= Abenteuermuseum (Saarbrücken) =

Abenteuermuseum (Saarbrücken) is a former museum in Saarland, Germany, which was founded by the deceased Heinz Rox-Schulz.

== Exhibition ==
The Saarbrücker Abenteuermuseum, founded by the globetrotter, artist, author, and filmmaker Heinz Rox-Schulz, was an institution of the capital of Saarland. In the course of his trips to Africa, Asia, South America, and New Guinea, he brought curiosities and cultural objects like shrunk heads from Jivaro-Indians, hand axes, swords, rhino heads, sculptures, and Tibetan skull cups. The ethnological treasures include such as a corn mummy and a life-size figure in full gear of a warrior of the Tuareq from the Sahara. On his travels, Heinz Rox-Schulz battled his way as an artist and gymnast. Later, he became a cameraman at Saarländischer Rundfunk. His adventures and experiences can be found in his books "Die Abenteuer des Mr. Rox: Ohne Geld in die Welt" or "Himmel und Hölle Indien". He died a few days after his eighty-third birthday in March 2004. Until the end he guided school classes through his museum to promote respect for other cultures.

== Closure and reopening ==
In October 2004 the museum within the "Alten Rathaus am Schlossplatz" has been closed because the city canceled the grants for the personnel costs.
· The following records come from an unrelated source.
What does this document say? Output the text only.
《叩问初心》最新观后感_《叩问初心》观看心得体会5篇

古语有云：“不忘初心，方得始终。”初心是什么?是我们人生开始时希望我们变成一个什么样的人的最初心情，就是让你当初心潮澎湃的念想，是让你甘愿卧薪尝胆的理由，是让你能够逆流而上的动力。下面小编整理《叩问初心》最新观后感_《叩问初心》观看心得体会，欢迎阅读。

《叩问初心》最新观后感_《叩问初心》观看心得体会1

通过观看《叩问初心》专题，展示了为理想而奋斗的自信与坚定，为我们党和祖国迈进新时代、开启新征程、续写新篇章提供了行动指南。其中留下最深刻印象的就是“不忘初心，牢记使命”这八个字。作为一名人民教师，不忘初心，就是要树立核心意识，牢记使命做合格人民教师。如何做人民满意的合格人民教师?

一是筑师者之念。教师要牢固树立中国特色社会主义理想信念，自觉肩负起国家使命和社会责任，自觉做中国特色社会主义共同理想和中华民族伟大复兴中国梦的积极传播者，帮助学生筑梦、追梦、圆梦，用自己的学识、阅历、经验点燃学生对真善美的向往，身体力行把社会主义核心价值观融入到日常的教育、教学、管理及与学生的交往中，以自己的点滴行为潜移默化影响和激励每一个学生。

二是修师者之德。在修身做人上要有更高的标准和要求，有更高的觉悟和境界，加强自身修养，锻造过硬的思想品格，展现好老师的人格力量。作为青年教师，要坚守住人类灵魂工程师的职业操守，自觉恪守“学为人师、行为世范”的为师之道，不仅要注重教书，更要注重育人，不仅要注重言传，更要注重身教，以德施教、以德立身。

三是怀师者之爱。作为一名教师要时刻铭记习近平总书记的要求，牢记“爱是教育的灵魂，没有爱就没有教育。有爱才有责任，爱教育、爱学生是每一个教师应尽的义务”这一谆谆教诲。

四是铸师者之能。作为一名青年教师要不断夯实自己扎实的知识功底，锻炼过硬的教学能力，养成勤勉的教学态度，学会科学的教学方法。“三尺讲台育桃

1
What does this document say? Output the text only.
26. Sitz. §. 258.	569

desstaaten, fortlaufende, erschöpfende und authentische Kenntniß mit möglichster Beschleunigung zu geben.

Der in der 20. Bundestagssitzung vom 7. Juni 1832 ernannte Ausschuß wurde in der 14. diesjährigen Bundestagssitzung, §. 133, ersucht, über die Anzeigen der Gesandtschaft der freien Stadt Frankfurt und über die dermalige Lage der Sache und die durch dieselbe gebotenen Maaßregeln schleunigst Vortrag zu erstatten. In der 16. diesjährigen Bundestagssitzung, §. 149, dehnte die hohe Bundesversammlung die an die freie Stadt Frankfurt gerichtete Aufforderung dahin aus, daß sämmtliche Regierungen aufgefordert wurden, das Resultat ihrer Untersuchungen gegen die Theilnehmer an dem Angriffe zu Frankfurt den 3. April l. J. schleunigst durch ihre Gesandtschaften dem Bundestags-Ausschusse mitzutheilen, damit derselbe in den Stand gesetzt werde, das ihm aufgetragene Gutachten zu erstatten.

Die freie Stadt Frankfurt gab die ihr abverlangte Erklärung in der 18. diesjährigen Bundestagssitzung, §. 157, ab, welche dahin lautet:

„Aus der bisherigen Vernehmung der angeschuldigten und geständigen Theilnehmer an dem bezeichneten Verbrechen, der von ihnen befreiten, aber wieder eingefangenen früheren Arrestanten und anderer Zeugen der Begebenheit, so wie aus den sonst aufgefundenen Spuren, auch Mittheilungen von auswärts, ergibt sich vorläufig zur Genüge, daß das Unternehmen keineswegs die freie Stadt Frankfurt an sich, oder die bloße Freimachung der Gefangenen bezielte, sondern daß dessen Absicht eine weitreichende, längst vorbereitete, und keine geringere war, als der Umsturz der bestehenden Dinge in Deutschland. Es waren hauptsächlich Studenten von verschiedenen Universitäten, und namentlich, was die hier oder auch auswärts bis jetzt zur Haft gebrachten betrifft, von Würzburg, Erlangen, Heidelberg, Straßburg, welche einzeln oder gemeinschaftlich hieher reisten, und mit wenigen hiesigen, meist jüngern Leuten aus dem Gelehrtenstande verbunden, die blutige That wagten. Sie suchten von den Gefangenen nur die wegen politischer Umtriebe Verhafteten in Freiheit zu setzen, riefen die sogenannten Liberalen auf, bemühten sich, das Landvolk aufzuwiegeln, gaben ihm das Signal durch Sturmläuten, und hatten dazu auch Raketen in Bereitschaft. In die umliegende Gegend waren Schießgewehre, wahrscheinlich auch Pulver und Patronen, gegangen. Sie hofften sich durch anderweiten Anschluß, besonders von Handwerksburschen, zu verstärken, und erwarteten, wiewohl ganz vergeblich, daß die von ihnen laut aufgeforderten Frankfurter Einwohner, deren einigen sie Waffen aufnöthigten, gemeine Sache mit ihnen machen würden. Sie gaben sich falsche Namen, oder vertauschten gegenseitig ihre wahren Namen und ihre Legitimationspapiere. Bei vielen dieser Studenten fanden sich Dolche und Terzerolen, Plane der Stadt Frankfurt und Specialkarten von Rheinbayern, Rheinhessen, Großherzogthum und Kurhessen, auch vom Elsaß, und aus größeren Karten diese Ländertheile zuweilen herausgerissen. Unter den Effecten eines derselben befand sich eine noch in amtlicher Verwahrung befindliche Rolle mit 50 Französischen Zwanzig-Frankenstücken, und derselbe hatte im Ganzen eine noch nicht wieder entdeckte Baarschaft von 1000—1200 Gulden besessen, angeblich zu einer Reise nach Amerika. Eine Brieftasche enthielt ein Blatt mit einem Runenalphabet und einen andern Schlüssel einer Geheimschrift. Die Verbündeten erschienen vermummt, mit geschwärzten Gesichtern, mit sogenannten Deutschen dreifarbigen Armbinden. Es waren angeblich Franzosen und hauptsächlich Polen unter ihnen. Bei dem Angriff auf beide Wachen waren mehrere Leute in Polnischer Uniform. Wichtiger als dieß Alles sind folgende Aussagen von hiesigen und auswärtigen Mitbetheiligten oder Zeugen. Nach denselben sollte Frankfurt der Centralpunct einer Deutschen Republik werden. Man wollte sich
Its stocks has been stored in boxes in rooms of the city of Saarbrücken since September 2005. On 10 February 2009, the city council or Saarbrücken refused the proposal to host the museum in two rooms in the former Saarbrücker Deutschherrnschule. The city council decided to locate an ethnological collection, which should take the remaining stocks of the "Abenteuermuseum".

Since November 2013, pieces of the collection can be found in the Krimicafe "Baker Street", which is located at the Mainzer Straße in Saarbrücken. In addition to the permanent exhibition the booster club "Freunde des Abenteuermuseums" wants to keep up the memories of Rox-Schulz by arranging regular special exhibitions.